A shade tree whose hard wood is used in making furniture and whose round nut is edible
Walnut (YN-31) was renamed Pepperwood (q.v.) on 16 October 1940, nine days before the net tender's keel was laid down at Camden, N.J., by the John H. Mathis Co.
(WAGL-252: dp. 885; l. 174'10˝"; b. 32'0"; dr. 11'3˝"; s. 12k.; a. none)
Walnut—a steel-hulled, twin-screw tender built for the Coast Guard in 1939 at Oakland, Calif.—apparently served at Detroit, Mich., into mid-1941. She came under naval control in November 1941, when the United States drew closer to war and performed tender services in the 14th Naval District during World War II. Sometime in early 1942, she was classified as "miscellaneous tender" and given the hull number WAGL-252. By the spring of 1942, her armament comprised two 3-inch guns; four 20-millimeter Oerlikon machine guns; and two depth charge tracks.

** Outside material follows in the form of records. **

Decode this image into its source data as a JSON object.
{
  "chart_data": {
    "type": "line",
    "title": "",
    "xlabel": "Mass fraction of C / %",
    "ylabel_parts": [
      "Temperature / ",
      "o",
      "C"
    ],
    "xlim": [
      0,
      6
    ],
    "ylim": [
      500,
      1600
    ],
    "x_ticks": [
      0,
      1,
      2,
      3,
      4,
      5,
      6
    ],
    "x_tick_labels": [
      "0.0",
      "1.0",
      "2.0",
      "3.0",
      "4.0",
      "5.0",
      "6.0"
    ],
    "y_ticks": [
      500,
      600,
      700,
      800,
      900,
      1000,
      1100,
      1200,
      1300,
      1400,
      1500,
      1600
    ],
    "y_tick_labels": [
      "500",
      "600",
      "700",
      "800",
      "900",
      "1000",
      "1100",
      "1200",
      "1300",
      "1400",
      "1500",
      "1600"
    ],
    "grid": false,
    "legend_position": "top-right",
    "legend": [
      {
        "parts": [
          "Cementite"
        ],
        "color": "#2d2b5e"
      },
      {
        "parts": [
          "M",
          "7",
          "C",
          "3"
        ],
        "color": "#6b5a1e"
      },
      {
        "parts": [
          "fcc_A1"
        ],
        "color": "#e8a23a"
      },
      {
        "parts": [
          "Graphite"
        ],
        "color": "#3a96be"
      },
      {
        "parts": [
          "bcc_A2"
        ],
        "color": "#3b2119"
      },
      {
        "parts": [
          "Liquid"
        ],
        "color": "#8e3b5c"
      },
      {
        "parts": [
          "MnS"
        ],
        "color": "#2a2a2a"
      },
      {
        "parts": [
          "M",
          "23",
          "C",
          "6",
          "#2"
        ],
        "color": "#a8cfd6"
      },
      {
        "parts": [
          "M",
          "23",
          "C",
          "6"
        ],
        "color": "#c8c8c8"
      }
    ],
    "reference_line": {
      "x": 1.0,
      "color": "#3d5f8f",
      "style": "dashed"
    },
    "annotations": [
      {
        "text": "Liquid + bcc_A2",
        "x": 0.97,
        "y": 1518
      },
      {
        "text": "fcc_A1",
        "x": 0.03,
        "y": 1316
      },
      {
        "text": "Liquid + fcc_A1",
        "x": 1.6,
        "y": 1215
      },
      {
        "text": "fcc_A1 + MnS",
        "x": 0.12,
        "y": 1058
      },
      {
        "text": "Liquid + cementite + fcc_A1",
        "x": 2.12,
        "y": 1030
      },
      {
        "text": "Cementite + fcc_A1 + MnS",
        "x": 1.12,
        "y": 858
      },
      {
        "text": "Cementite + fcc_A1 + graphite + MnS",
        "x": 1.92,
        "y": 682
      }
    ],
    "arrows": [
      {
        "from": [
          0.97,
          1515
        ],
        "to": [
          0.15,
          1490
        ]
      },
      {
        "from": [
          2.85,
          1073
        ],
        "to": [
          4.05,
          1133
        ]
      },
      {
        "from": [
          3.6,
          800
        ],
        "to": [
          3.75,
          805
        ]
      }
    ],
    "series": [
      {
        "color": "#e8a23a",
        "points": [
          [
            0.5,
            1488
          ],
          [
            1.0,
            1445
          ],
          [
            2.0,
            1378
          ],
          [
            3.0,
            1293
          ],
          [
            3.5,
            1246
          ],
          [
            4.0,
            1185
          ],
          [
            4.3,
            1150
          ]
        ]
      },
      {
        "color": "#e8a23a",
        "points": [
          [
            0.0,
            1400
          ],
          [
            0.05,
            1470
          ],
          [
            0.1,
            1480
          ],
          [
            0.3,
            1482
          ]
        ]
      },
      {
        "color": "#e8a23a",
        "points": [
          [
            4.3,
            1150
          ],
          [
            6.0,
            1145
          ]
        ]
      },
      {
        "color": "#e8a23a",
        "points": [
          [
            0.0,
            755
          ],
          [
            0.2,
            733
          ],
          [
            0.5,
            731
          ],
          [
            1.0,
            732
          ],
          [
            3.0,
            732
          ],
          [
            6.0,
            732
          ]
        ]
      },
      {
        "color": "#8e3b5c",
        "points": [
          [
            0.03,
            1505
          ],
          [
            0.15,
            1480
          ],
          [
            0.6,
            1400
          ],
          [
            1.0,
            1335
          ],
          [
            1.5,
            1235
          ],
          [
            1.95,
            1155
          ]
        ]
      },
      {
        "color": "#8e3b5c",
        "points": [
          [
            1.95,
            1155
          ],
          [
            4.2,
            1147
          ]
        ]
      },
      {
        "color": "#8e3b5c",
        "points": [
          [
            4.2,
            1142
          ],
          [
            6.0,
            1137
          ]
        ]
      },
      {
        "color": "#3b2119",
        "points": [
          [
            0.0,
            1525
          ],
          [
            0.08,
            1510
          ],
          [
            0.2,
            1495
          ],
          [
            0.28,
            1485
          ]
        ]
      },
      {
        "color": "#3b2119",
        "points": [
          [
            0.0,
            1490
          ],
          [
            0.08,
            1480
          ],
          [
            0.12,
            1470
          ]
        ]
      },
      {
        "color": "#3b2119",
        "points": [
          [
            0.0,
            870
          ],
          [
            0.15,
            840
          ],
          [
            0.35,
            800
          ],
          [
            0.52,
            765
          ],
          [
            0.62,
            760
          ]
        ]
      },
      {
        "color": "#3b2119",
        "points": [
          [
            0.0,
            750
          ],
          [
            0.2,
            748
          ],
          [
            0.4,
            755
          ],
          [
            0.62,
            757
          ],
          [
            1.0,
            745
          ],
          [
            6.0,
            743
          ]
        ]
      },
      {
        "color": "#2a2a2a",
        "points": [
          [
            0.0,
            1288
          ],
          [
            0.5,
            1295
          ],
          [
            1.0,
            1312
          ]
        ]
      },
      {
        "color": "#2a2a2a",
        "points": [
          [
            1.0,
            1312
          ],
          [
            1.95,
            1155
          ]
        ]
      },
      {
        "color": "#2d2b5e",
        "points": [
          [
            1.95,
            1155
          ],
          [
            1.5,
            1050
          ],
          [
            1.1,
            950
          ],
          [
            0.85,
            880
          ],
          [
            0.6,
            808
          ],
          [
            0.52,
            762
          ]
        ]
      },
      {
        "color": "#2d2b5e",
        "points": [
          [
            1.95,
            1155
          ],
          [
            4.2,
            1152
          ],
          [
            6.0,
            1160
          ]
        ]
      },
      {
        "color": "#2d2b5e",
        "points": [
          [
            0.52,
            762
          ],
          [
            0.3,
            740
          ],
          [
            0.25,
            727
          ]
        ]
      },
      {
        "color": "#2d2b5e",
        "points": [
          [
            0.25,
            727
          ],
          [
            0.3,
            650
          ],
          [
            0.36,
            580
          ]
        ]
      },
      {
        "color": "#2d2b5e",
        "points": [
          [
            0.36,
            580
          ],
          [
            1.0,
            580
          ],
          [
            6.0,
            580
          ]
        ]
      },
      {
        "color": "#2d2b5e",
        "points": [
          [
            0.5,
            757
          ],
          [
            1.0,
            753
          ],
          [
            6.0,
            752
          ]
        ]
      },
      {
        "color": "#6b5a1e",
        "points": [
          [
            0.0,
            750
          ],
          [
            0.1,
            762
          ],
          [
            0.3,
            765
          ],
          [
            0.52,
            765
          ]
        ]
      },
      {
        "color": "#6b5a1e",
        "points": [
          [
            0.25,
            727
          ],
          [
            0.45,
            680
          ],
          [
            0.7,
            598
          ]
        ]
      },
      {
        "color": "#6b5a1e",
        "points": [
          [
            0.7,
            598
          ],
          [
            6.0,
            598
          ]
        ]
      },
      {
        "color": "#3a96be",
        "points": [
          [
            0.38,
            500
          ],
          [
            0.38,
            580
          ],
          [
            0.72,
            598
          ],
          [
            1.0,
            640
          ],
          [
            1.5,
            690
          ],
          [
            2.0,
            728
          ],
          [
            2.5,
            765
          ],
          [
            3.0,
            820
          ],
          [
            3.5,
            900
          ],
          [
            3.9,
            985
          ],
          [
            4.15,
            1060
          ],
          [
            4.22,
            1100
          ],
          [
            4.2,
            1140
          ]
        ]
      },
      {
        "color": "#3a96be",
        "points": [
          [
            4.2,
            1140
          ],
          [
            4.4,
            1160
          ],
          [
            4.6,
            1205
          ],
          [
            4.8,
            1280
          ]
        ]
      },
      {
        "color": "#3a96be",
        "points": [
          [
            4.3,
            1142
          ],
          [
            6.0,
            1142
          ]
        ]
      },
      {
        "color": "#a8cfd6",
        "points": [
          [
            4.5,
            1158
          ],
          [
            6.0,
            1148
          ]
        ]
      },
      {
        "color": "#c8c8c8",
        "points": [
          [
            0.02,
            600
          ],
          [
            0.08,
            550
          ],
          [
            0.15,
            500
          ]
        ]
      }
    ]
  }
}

Resuming her peacetime pursuits with the Coast Guard after the cessation of hostilities, Walnut apparently remained in the Hawaiian area into the early 1950's, although records of her service are sketchy at best. Departing Honolulu on 16 April 1952, she sailed for the west coast of the United States and reached San Francisco soon thereafter. Walnut subsequently operated in the Caribbean and Gulf of Mexico into the late 1950's. The quest for data concerning her subsequent career has been unsuccessful.